As the details of the horrific ordeal suffered by Daniel Handley came out in court in 1996, there was a palpable sense of shock and outrage in the area where the little boy was so well loved and known.

A peace lily was placed in the reception area of North Beckton Primary School where he had been a pupil.

Head teacher Stan Attridge said Daniel, killed aged nine, would be remembered as “a lively, energetic” child.

Robin Wales, then the leader of Newham Council, spoke of the “deep scar” that was left on the whole community by the killing.

He said: “As a parent whose two children went to the same school as Daniel, I was shocked and outraged by his death.

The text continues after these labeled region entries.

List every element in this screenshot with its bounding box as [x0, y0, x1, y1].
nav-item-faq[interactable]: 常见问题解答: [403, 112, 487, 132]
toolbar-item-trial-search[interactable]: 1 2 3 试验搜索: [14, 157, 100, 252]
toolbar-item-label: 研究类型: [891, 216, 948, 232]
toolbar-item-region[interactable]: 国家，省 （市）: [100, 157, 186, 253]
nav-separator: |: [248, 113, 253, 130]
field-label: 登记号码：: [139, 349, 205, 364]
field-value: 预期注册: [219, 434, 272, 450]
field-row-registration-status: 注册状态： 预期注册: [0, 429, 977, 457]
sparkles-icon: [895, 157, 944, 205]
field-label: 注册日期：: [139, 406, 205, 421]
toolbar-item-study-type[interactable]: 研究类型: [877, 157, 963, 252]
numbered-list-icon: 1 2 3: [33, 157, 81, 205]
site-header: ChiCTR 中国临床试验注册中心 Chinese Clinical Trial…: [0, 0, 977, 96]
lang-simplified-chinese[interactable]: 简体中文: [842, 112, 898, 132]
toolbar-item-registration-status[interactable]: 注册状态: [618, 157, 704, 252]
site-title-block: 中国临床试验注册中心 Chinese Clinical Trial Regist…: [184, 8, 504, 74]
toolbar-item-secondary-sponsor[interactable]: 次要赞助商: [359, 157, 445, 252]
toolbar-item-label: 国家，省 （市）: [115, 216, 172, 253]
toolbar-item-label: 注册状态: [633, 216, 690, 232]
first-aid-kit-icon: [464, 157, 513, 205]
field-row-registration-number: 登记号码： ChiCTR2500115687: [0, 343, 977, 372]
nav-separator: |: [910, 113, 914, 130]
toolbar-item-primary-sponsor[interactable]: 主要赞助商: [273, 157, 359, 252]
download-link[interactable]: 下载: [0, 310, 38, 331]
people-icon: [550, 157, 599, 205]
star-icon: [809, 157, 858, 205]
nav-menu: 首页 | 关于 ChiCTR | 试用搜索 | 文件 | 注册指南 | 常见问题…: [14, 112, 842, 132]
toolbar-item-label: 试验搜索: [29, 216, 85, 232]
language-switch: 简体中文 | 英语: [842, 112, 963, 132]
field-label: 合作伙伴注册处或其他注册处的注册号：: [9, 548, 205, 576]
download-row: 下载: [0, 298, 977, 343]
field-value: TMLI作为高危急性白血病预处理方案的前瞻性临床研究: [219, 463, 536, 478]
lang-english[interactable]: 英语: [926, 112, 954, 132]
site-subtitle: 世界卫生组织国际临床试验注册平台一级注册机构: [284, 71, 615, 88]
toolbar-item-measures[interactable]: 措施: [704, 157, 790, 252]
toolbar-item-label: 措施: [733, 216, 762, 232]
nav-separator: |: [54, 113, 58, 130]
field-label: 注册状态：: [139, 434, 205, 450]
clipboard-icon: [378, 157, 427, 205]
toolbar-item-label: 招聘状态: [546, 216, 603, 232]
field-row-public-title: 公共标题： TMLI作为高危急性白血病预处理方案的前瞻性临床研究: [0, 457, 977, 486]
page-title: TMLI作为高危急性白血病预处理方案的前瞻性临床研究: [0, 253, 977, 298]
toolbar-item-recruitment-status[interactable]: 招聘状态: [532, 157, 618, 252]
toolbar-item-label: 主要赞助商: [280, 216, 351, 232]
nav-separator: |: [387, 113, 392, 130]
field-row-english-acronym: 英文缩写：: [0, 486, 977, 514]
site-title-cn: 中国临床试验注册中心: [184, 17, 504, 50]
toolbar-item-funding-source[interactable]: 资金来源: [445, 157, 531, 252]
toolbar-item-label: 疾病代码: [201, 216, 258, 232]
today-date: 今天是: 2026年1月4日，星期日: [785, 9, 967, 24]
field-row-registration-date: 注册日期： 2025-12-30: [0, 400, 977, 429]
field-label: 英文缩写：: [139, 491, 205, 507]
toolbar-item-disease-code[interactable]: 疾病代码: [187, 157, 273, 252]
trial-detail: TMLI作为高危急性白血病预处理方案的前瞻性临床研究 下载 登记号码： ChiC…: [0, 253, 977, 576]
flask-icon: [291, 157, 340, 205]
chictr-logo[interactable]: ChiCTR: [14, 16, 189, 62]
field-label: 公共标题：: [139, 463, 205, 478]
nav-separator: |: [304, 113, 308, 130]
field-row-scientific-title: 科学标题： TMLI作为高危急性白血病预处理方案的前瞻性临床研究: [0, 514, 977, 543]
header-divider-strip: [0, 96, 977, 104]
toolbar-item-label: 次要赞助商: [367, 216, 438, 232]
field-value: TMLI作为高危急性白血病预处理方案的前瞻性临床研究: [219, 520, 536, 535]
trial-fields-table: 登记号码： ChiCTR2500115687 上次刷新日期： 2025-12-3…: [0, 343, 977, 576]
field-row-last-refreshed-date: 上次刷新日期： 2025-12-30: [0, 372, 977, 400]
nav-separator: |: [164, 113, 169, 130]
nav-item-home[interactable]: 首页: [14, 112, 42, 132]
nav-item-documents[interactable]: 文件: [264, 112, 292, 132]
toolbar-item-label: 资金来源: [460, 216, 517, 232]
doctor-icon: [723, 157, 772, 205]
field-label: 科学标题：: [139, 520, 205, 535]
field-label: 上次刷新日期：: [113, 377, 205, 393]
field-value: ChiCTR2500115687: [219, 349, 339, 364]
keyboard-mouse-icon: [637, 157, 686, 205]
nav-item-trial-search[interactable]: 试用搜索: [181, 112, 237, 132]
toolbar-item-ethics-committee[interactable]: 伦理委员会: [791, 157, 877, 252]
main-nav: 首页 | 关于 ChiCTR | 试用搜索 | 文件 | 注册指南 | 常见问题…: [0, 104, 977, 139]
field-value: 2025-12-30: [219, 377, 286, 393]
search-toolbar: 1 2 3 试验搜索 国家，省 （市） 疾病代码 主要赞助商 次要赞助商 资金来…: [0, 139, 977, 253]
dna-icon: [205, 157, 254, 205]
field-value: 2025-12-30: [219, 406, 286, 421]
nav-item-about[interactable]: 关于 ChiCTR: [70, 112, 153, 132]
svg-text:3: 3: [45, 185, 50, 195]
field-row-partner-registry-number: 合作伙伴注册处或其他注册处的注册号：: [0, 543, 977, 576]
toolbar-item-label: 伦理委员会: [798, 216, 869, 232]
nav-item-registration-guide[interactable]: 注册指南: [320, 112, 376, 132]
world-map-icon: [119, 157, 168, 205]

“It is hard to put into words the disgust I feel towards these men. They have sunk to the depths of depravity.”

Jurors hearing evidence at the Old Bailey wept at one point when they heard details of Daniel’s last hours.

They heard Brett Tyler’s account of how he and Timothy Morss abducted Daniel, sexually abused him and videotaped him before driving him to his death.

Tyler told police that on October 2, 1994 he and Morss drove from Camberwell to east London, ending up near Beckton Docklands Light Railway Station.

He said they saw a boy in a red tracksuit and twice asked him for directions before dragging him into the car on the second occasion.

Daniel was just yards from his home in Lobelia Close.

The pair then took him to a flat in Camberwell where he was subjected to sickening sexual assaults.

Then they bundled the boy into a car, drove towards Bristol and strangled him. He was buried in a shallow grave.

When he came to sentence the killers, trial judge Mr Justice Curtis said: “You two are evil vultures. Your homosexual lusts are directed against other people’s sons. No society can tolerate men who kidnap a child while playing on a street in broad daylight, nor such inhuman, callous conduct.

“In my book, for crimes as bad as these, life must mean life. I recommend you serve exactly that.”

Police praised the Recorder after the trial for being the only newspaper to carry stories on Daniel’s appearance constantly for almost a year.